Romain Verger : Oui, sans aucun doute ! La visite que j’ai faite de la Grotte Chauvet en 2005 a dû laisser des traces. D’ailleurs, le cerf des Forêts noires avait quelque chose dans mon esprit d’un mégacéros. J’évoque ses immenses bois sans le rattacher exclusivement à cette espèce éteinte, parce qu’il y a en chaque cerf quelque chose de son cousin et ancêtre, comme en chacun de nous des survivances d’humanités primitives. Le cerf est un animal dont la charge symbolique est forte (vie, puissance, longévité, croissance et renaissance, virilité…) Mais c’est peut-être aussi celui qui incarne le mieux la forêt : avec ses bois, il est un arbre et même une forêt à lui seul. Il y a effectivement dans mes deux derniers romans la quête d’une origine perdue que les personnages s’acharnent à retrouver, parce qu’elle leur procure l’extase.
Éric Bonnargent : Qu’entendez-vous par « origine perdue » ? En quoi retrouver cette origine est-il extatique ?
Romain Verger : Vous prendrez peut-être ça pour pirouette de ma part, mais je crois que si j’en avais une idée précise et claire, je n’aurais pas éprouvé le besoin d’écrire ces textes. Je le constate et suis bien conscient qu’il s’agit d’une sorte de motif récurrent, voire obsessionnel, mais de là à l’expliquer, j’en suis tout à fait incapable.
Éric Bonnargent : S’il est question de l’origine, il est aussi question de la fin, et plus particulièrement de la mort (ou son impossibilité). Lorsque le narrateur se souvient du cadavre de son père, il parle d’une « mort chrétienne, cireuse, costumée et cravatée pour ne pas effrayer les vivants. Une horrible imposture qui ne rassurait pas ». Qu’entendez-vous par là ? La mort qui hante vos Forêts noires est toute différente, mais est-elle pour autant plus rassurante ?

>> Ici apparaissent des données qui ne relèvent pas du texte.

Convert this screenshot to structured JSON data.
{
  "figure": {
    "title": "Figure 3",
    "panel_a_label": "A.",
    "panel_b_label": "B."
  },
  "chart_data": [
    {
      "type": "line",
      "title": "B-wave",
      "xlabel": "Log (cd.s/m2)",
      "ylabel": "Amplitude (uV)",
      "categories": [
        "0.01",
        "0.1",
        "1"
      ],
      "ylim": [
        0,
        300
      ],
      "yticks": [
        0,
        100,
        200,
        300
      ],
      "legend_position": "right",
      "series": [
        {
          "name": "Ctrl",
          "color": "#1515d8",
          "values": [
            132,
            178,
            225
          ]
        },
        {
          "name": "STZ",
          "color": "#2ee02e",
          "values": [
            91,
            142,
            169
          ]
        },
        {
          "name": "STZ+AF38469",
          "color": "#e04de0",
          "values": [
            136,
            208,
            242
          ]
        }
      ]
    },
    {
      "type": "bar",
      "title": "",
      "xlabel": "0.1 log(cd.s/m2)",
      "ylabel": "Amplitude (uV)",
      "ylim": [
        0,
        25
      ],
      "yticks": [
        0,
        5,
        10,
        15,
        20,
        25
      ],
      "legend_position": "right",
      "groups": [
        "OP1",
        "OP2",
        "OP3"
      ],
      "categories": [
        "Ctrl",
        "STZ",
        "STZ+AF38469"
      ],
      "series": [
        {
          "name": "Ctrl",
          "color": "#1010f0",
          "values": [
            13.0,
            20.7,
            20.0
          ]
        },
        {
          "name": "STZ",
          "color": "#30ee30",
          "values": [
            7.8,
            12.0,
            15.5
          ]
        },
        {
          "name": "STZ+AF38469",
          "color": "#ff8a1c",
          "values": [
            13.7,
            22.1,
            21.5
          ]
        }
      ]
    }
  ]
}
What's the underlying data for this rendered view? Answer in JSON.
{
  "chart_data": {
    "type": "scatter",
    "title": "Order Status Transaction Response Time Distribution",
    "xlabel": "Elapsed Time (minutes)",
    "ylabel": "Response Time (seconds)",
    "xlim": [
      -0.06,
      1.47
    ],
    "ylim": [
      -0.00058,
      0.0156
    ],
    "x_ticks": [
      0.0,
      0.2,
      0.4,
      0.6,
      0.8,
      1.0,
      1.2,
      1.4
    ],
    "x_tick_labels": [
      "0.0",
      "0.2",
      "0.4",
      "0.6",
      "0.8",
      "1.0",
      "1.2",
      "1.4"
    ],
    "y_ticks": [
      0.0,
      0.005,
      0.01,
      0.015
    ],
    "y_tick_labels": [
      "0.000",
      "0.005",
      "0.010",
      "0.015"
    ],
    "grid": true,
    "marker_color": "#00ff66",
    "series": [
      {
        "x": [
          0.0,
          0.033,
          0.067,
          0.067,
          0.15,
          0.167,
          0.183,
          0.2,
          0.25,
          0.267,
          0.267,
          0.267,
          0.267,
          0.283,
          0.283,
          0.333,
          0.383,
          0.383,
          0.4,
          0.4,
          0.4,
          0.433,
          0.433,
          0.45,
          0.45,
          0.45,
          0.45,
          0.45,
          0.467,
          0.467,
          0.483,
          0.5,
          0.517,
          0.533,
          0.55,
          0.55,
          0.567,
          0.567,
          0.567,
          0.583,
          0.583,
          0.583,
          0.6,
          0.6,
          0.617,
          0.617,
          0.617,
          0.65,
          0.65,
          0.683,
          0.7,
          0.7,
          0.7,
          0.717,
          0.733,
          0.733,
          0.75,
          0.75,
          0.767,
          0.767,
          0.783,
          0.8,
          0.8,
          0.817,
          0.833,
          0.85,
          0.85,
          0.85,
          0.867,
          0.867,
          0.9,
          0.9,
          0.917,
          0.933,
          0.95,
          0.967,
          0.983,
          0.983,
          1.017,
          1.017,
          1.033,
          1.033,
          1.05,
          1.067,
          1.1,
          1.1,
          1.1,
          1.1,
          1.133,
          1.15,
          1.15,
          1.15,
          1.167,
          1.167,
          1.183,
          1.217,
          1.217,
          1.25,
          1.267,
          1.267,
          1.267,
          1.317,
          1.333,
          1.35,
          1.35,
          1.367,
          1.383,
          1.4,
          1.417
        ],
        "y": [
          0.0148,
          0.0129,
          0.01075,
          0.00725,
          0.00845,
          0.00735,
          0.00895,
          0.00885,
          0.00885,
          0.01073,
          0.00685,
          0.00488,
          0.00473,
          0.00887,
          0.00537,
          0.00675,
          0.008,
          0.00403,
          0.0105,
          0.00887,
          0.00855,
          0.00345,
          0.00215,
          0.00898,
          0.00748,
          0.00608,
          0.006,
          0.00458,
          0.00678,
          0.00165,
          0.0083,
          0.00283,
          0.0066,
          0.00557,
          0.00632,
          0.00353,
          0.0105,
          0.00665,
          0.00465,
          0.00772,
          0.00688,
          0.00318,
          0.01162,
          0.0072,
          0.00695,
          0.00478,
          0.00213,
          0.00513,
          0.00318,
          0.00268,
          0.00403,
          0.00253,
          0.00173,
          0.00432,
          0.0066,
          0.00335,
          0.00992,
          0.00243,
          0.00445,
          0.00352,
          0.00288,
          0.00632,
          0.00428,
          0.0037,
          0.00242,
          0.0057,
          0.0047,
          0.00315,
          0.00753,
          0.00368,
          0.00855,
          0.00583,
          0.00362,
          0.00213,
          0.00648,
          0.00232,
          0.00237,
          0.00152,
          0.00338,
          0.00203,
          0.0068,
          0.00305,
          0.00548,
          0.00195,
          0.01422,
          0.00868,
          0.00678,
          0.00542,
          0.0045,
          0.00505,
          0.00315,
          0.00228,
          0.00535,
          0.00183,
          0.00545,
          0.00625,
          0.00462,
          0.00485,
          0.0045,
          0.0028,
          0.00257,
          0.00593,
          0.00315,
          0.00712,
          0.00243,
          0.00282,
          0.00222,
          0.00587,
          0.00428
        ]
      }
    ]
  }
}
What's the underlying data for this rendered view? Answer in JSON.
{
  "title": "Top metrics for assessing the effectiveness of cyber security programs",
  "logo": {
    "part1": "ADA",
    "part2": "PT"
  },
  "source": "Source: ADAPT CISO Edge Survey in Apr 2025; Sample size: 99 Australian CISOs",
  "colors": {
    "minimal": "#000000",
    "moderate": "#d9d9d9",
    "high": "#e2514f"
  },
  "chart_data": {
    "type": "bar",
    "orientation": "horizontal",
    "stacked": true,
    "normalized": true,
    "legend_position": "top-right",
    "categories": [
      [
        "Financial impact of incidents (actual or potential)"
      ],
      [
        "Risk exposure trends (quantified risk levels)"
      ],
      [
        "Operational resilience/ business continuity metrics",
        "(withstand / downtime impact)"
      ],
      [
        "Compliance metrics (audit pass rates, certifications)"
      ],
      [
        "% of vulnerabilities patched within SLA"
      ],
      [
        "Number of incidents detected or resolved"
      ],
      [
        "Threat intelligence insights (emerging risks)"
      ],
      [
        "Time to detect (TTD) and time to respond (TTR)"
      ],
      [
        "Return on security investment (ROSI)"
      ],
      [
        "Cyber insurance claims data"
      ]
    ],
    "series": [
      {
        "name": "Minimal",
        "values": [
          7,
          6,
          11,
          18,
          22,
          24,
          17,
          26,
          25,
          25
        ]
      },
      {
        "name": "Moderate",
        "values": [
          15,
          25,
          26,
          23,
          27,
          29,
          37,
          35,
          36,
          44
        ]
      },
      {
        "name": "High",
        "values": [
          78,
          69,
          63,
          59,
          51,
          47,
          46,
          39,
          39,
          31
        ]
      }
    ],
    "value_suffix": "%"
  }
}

Romain Verger : Oui, j’évoque ici la façon dont nos sociétés contemporaines traitent les disparus, en travestissant maladroitement la mort en une sorte de vie paradoxale, presque théâtrale, ce qui est non seulement inquiétant mais qui ne résout rien de la souffrance de ceux qui restent. On est aux antipodes de la façon dont les sociétés primitives envisagent la mort, la réinscrivant dans la sphère des vivants. Qu’on pense aux villageois de Koke, en Papouasie-Nouvelle-Guinée, qui s’occupent de génération en génération des momies de leurs disparus, entretenant avec elles conversations et contacts physiques. Ils font de la mort une étape de la vie et non une rupture brutale qui exclut définitivement les disparus du monde des vivants. L’enfant dans mon récit s’y prend un peu de la même façon : le corps contre lequel il va se blottir quotidiennement (à défaut d’être son père) est une sorte de corps ou d’objet transitionnel qui rend la disparition supportable. Cette section du roman est pour moi la plus rassurante de toutes. Les autres sont plus sombres : j’y raconte des événements de l’enfance qui, quand bien même ils pourraient sembler négligeables aux yeux d’un adulte, sont vécus par l’enfant comme des morts symboliques ou des agonies psychiques.